Great, I think at least we have Python as an intermediate platform to convert between netCDF and HDF.

raphaelquast commented 2 years ago

Hey, so I'm also quite new to this hackathon thing, but definitely not new to visualizing all kinds of geographical data in python so let me pop in on this comment:

Sorry if I digress a bit into the guts of the subject but from previous experience, one can focus much better on the "How" to display data once you have researched the "What" data you will get.

From my point of view this very much depends on what "tools" you intend to use to visualize your data and where you want to go with the "tool" (e.g. what's the goal? just export a png or offer a gui to actually interact with the data?)

If you stick to python (and the concern is visualization... not database-management), I think the data-type is really not that important since there's a tremendous amount of libraries that you can use to read almost any data-format you like...

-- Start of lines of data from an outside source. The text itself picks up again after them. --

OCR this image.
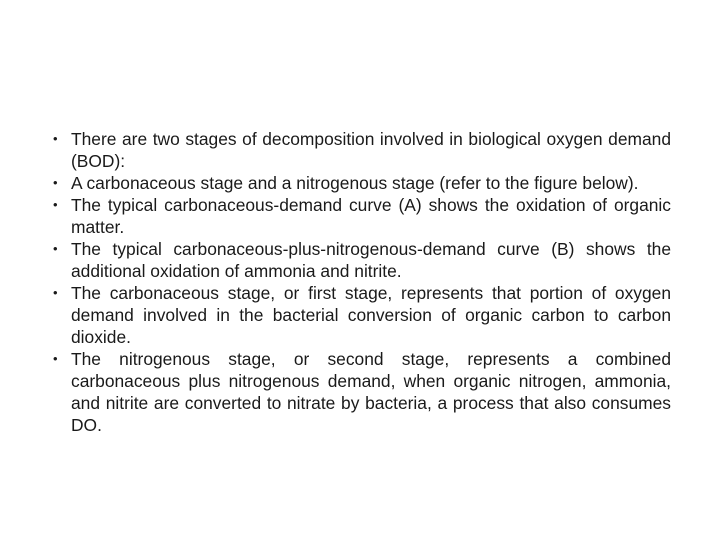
• There are two stages of decomposition involved in biological oxygen demand (BOD):
• A carbonaceous stage and a nitrogenous stage (refer to the figure below).
• The typical carbonaceous-demand curve (A) shows the oxidation of organic matter.
• The typical carbonaceous-plus-nitrogenous-demand curve (B) shows the additional oxidation of ammonia and nitrite.
• The carbonaceous stage, or first stage, represents that portion of oxygen demand involved in the bacterial conversion of organic carbon to carbon dioxide.
• The nitrogenous stage, or second stage, represents a combined carbonaceous plus nitrogenous demand, when organic nitrogen, ammonia, and nitrite are converted to nitrate by bacteria, a process that also consumes DO.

...and just a comment concerning NetCDF vs. HDF: HDF is what's running in the back of NetCDF so in theory HDF can do anything that NetCDF does but not vice-versa.

fwwwrrr commented 2 years ago

I think most would agree that Python and HDF are the optimal backend solution and I may have sidetracked the discussion here as this has little to do with visualization. But I do like to think in terms of backward compatibility and future-proofing, as in my experience (not weather related, genomics) that was a big part of creating a successful solution. It has to do with acceptance from existing projects and make them willing to adopt you and collaborate as well as promoting future projects. In a nutshell: don't code yourself into a corner.

Right now, I think that we have established a good basis for both visualization and backbone. I would love to hear other opinions, though.

nguyenquangchien commented 2 years ago

I want to join the group. Shall we draft the requirements to be completed in 24 hours?

fwwwrrr commented 2 years ago

I'd love to put in some of my time into this project too. But right now and for a foreseeable couple of weeks I am in full crunch mode, with very little time to spare. Nevertheless I will try to produce some input if something is required.